The company confirmed last night that it will increase the annual registration and renewal wholesale fee for a .com domain from $9.59 to $10.26 on September 1 this year. It’s the last of the four times it’s allowed to raise prices by up to 7% in its current contract with ICANN, which expires in November.
The news came as Verisign reported its fourth-quarter and full-year 2023 financial results, which were as profitable as we’ve come to expect.
But in terms of domains under management, .com and .net continued to decline, which CEO Jim Bidzos told analysts was all China’s fault. Domains managed by Chinese registrars shrank by 2.2 million in Q4, leading to an overall .com/.net shrinkage of 1.2 million names.
There were nine million new .com/.net registrations in Q4, down from 9.7 million in the same quarter in 2022.

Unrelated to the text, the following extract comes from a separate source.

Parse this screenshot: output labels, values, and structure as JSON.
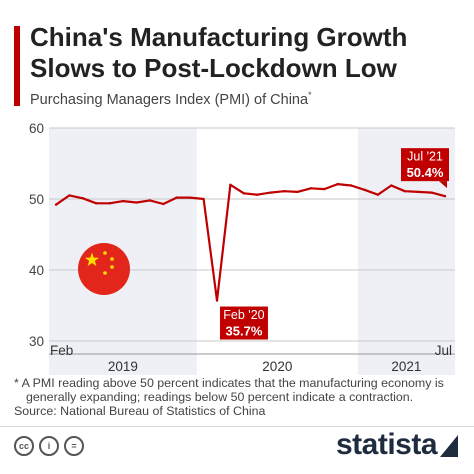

Bidzos said the decline in China was due to factors such as stricter local regulations and a weaker economy, and said he expects those challenges to continue to hit Verisign’s numbers in 2024. He did not blamed higher prices for the drop.
Indeed, the .com zone file has been shrinking by about 1,500 domains per day on average since the start of the year. Zone numbers are usually a reliable predictor of DUM trends.
Revenue from China was down about $14.4 million, CFO George Kilguss said.
Bidzos said Verisign expects its DUM to be flat this year, with a possible 1% swing either way.
For Q4, the company reported revenue up 3% year over year at $380 million, with $265 million net income, up from $179 million a year earlier.
For the whole of 2023, revenue was up 4.8% at $1.49 billion and net income was $818 million, up from $674 million in 2022.